One of the most important of the wine-growing villages along the German Wine Route is Deidesheim. The neighboring village of Forst produces what many consider to be the best wines in the Palatinate region. The Deidesheimer Hof was a favorite restaurant of former German Chancellor Helmut Kohl and he often invited visiting heads of state for a meal of his favorite dish (Saumagen) and local wine. The market square, alleyways and gardens of this historic town are all worth exploring, as well as the numerous vineyards. Deidesheim is also one of the founding members of the German Cittàslow movement, which seeks to improve the quality of life through ecotourism. In August, Deidesheim hosts Weinkerwe, one of the largest wine festivals in Rheinland-Palatinate.

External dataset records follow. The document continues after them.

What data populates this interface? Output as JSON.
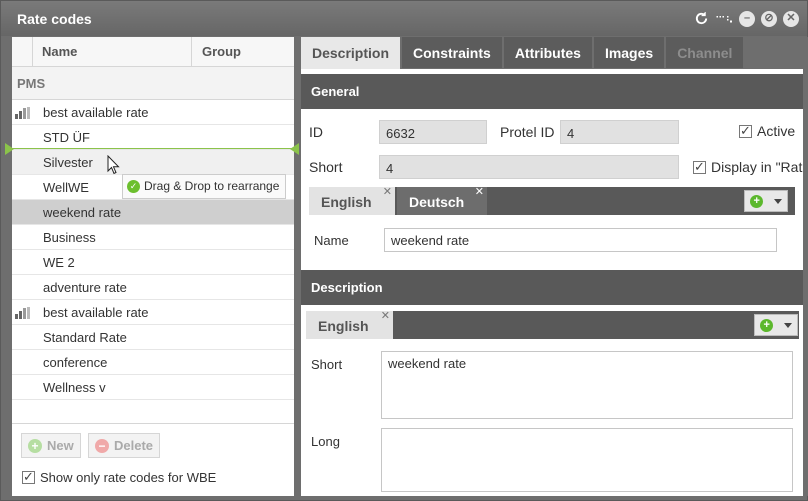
{
  "window": {
    "title": "Rate codes"
  },
  "left": {
    "col_name": "Name",
    "col_group": "Group",
    "group": "PMS",
    "rows": [
      {
        "name": "best available rate",
        "icon": true
      },
      {
        "name": "STD ÜF"
      },
      {
        "name": "Silvester"
      },
      {
        "name": "WellWE"
      },
      {
        "name": "weekend rate"
      },
      {
        "name": "Business"
      },
      {
        "name": "WE 2"
      },
      {
        "name": "adventure rate"
      },
      {
        "name": "best available rate",
        "icon": true
      },
      {
        "name": "Standard Rate"
      },
      {
        "name": "conference"
      },
      {
        "name": "Wellness v"
      }
    ],
    "tooltip": "Drag & Drop to rearrange",
    "new_label": "New",
    "delete_label": "Delete",
    "wbe_label": "Show only rate codes for WBE"
  },
  "right": {
    "tabs": [
      "Description",
      "Constraints",
      "Attributes",
      "Images",
      "Channel"
    ],
    "general_title": "General",
    "id_label": "ID",
    "id_value": "6632",
    "protel_label": "Protel ID",
    "protel_value": "4",
    "active_label": "Active",
    "short_label": "Short",
    "short_value": "4",
    "display_label": "Display in \"Rat",
    "lang_tabs": [
      "English",
      "Deutsch"
    ],
    "name_label": "Name",
    "name_value": "weekend rate",
    "desc_title": "Description",
    "desc_lang": "English",
    "desc_short_label": "Short",
    "desc_short_value": "weekend rate",
    "desc_long_label": "Long"
  },
  "colors": {
    "accent_green": "#8bc34a",
    "header_gray": "#595959"
  }
}
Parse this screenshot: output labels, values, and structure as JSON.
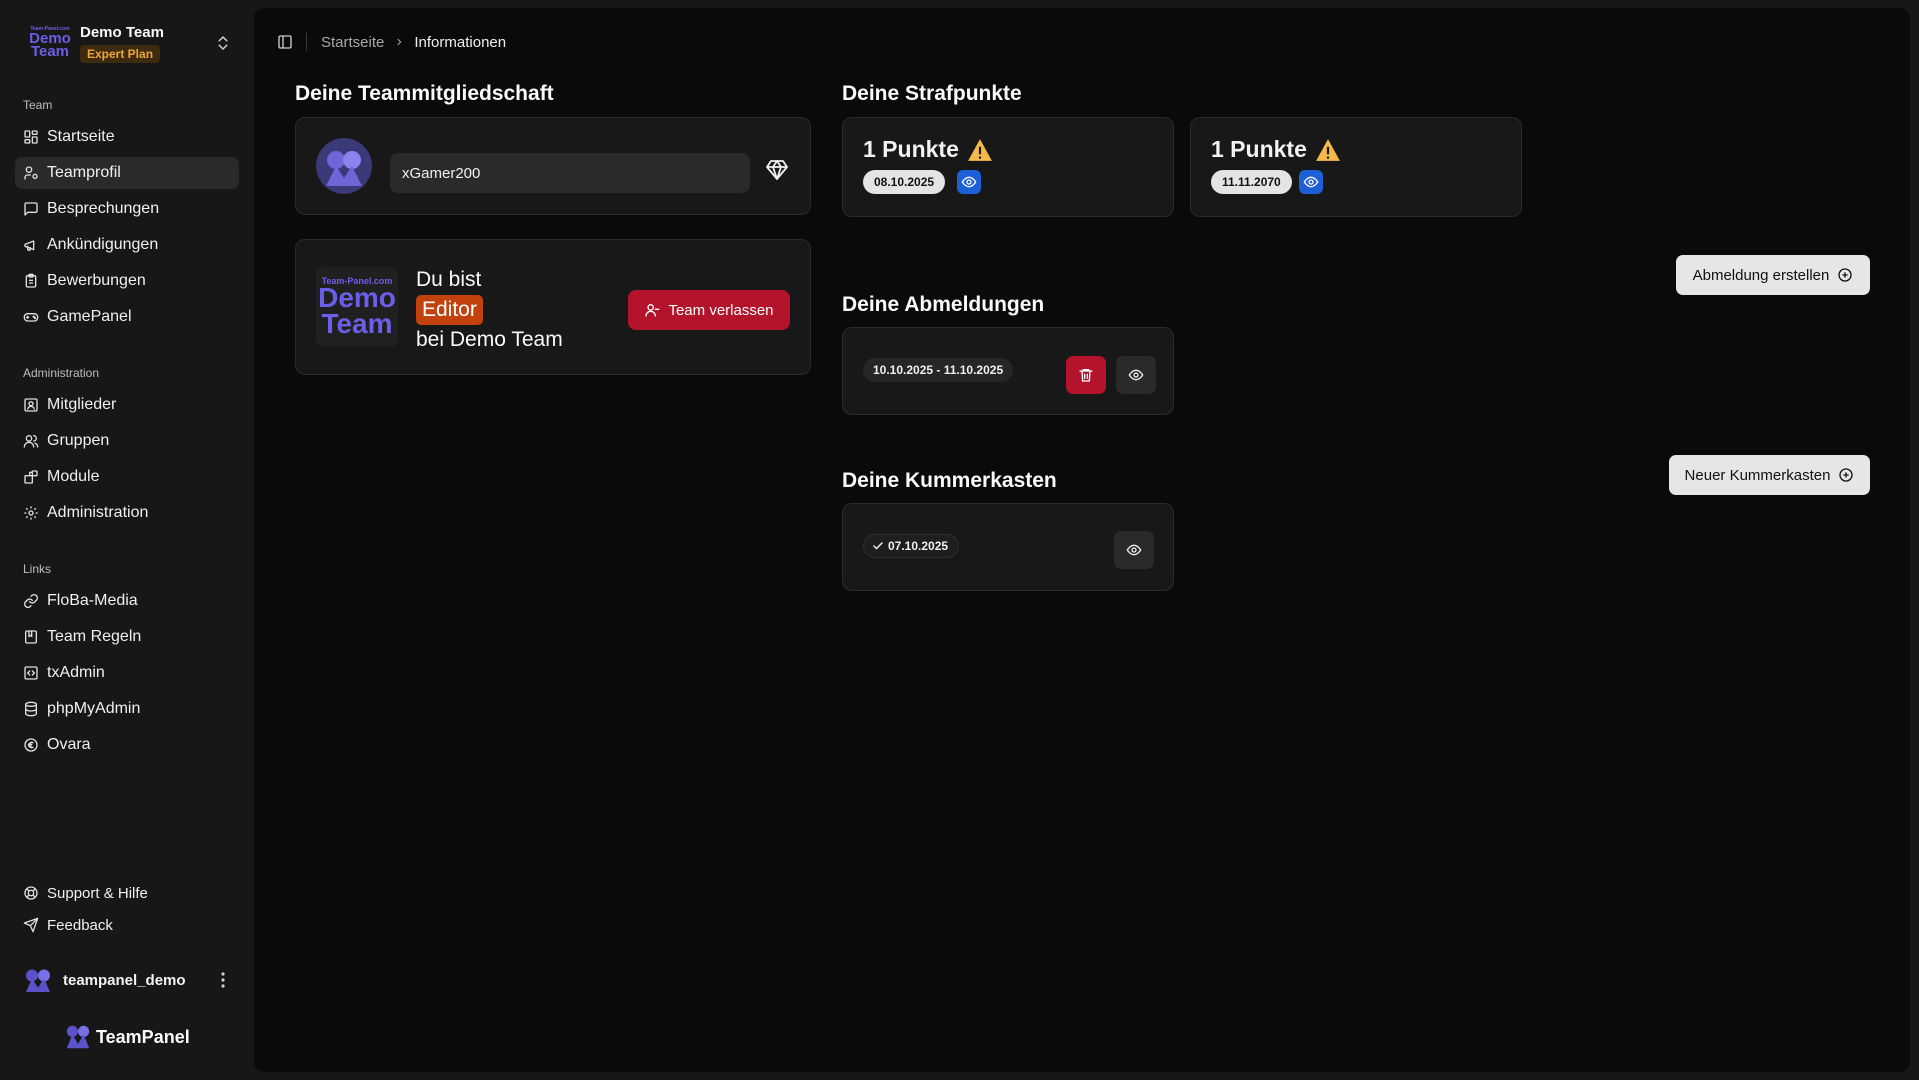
{
  "sidebar": {
    "team": {
      "name": "Demo Team",
      "plan": "Expert Plan",
      "logo_small": "Team-Panel.com",
      "logo_line1": "Demo",
      "logo_line2": "Team"
    },
    "sections": {
      "team": "Team",
      "administration": "Administration",
      "links": "Links"
    },
    "team_items": [
      {
        "label": "Startseite",
        "icon": "dashboard-icon"
      },
      {
        "label": "Teamprofil",
        "icon": "user-cog-icon",
        "active": true
      },
      {
        "label": "Besprechungen",
        "icon": "message-square-icon"
      },
      {
        "label": "Ankündigungen",
        "icon": "megaphone-icon"
      },
      {
        "label": "Bewerbungen",
        "icon": "clipboard-icon"
      },
      {
        "label": "GamePanel",
        "icon": "gamepad-icon"
      }
    ],
    "admin_items": [
      {
        "label": "Mitglieder",
        "icon": "contact-icon"
      },
      {
        "label": "Gruppen",
        "icon": "users-icon"
      },
      {
        "label": "Module",
        "icon": "blocks-icon"
      },
      {
        "label": "Administration",
        "icon": "settings-icon"
      }
    ],
    "link_items": [
      {
        "label": "FloBa-Media",
        "icon": "link-icon"
      },
      {
        "label": "Team Regeln",
        "icon": "book-icon"
      },
      {
        "label": "txAdmin",
        "icon": "code-icon"
      },
      {
        "label": "phpMyAdmin",
        "icon": "database-icon"
      },
      {
        "label": "Ovara",
        "icon": "euro-icon"
      }
    ],
    "footer_items": [
      {
        "label": "Support & Hilfe",
        "icon": "lifebuoy-icon"
      },
      {
        "label": "Feedback",
        "icon": "send-icon"
      }
    ],
    "user": {
      "name": "teampanel_demo"
    },
    "brand": "TeamPanel"
  },
  "header": {
    "breadcrumb": [
      "Startseite",
      "Informationen"
    ]
  },
  "membership": {
    "title": "Deine Teammitgliedschaft",
    "username": "xGamer200",
    "role_prefix": "Du bist",
    "role": "Editor",
    "role_suffix": "bei Demo Team",
    "leave_label": "Team verlassen",
    "logo_small": "Team-Panel.com",
    "logo_line1": "Demo",
    "logo_line2": "Team"
  },
  "penalties": {
    "title": "Deine Strafpunkte",
    "items": [
      {
        "points": "1 Punkte",
        "date": "08.10.2025"
      },
      {
        "points": "1 Punkte",
        "date": "11.11.2070"
      }
    ]
  },
  "absences": {
    "title": "Deine Abmeldungen",
    "create_label": "Abmeldung erstellen",
    "items": [
      {
        "range": "10.10.2025 - 11.10.2025"
      }
    ]
  },
  "grievances": {
    "title": "Deine Kummerkasten",
    "create_label": "Neuer Kummerkasten",
    "items": [
      {
        "date": "07.10.2025"
      }
    ]
  },
  "colors": {
    "accent_blue": "#1d5fd6",
    "danger_red": "#b3142b",
    "plan_orange": "#f0a53b",
    "role_orange": "#c2410c",
    "warning_yellow": "#f5b94a",
    "logo_purple": "#6b5fe8"
  }
}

Visitors to Frankenthal are greeted by two monumental gates at the southern and northern end of town. The baroque Gate of Worms and Gate of Speyer harken back to Frankenthal's historical significance as the "Third Capital of the Electoral Palatinate". The center of the city is the historic town hall square, which features numerous cafes and open air markets. Every year in June, Frankenthal stages the Straw Hat Festival (Strohhutfest), one of the biggest street festivals in the Palatinate which attracts up to 250,000 visitors over four days. Frankenthal is also an ideal base for touring the Rhine-Neckar region and the nearby German Wine Route.
Located on the Rhine River between Speyer and Karlsruhe, Germersheim is a picturesque town with an international flair. More than 2,200 students from over 100 countries come to Germersheim to study at the School of Applied Linguistics and Cultural Studies, which is affiliated with the University of Mainz. Because of its strategic importance, Germersheim has a long history as a military post. In 1831, a major fortress was built - complete with a moat. Today, the Fronte Beckers fortress serves as a museum for both military history and local history. During the summer months, concerts and other cultural events are held at the fortress.
Heppenheim is the center of the Bergstrasse, one of the most picturesque winegrowing regions in Germany. Heppenheim's old town surrounds the historic marketplace and includes a number of well-preserved half-timbered houses. Thanks to the favorable climate and good soil conditions, high quality wines are produced in vineyards in and around Heppenheim. Heppenheim has a population of about 25,000, but the most famous son is Sebastian Vettel, who has won the Formula 1 Championship three times.